SAO PAULO (Reuters) - Japan’s Takeda Pharmaceutical Co expects to receive binding offers for its Latin American business by the end of May, three sources with knowledge of the matter said.
Brazilian pharmaceutical group EMS is considered the front-runner in the process, but Blackstone-backed Brazilian investment firm Patria Investments may also deliver a bid, sources added asking for anonymity as discussions are still private.
Private equity firms such as Advent International Corp and CVC Capital Partners, and strategic bidders such as Brazilian pharmaceutical company Eurofarma, have analyzed the asset, but are not expected to deliver binding offers to the investment banking unit of Bank of America, which is Takeda’s advisor.
EMS, Patria, Advent, CVC and Bank of America declined to comment. Takeda did not immediately comment.
Latin America represents around 4% of Takeda’s revenue. The company sells in the region vaccines, oncology, gastroenterology and over-the-counter products.
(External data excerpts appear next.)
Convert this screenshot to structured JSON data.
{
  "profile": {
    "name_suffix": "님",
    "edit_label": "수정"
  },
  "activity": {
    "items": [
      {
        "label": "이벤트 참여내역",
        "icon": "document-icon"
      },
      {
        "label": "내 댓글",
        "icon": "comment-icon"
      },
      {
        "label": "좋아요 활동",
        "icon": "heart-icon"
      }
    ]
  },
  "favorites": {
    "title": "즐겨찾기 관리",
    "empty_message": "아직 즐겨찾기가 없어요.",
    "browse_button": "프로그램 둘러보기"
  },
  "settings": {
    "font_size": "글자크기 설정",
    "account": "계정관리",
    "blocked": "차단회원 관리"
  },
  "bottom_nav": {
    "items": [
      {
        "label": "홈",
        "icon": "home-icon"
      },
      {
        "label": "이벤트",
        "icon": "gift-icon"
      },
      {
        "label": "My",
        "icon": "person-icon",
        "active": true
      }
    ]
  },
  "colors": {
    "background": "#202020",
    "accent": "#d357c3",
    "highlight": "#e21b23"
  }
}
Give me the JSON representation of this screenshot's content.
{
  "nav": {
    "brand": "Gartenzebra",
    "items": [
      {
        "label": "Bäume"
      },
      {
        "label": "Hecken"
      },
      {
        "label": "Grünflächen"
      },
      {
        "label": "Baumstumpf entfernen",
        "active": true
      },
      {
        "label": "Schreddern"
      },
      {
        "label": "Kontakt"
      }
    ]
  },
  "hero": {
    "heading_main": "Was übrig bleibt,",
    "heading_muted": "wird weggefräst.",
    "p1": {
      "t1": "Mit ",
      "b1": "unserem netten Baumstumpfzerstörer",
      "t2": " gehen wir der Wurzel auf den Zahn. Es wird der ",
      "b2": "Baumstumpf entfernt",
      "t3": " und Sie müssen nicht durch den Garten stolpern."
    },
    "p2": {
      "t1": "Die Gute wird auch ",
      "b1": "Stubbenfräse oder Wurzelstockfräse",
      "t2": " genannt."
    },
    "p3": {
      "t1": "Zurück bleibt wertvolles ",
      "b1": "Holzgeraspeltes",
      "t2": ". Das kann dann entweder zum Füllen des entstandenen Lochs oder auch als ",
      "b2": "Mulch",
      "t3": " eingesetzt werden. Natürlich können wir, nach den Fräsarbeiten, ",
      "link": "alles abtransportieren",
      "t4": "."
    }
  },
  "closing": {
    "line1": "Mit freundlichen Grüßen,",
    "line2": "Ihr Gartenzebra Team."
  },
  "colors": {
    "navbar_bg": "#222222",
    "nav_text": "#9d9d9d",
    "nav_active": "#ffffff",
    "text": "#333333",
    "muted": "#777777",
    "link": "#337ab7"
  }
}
Takeda expects the business to fetch around $1 billion, the sources added.
A fourth source with knowledge of the matter said EMS is very interested in the Latin American operations after having acquired last year from Takeda its Brazil’s Multilab unit, located in the southern region of the country.
Patria, in which Blackstone Group LP has a 40 percent stake, owns in Brazil Natulab, a pharmaceutical company specialized in over-the-counter drugs and vitamins.
Takeda Pharmaceutical has been selling assets after the $59 billion purchase of Shire Plc and targets $10 billion in divestments to cut its debt. The company predicted this week a loss due to costs associated with the acquisition.
Earlier this month, Takeda agreed to sell its dry eye drug Xiidra to Swiss drugmaker Novartis for up to $5.3 billion, and TachoSil, a surgical patch for bleeding control, to Johnson & Johnson’s for $400 million.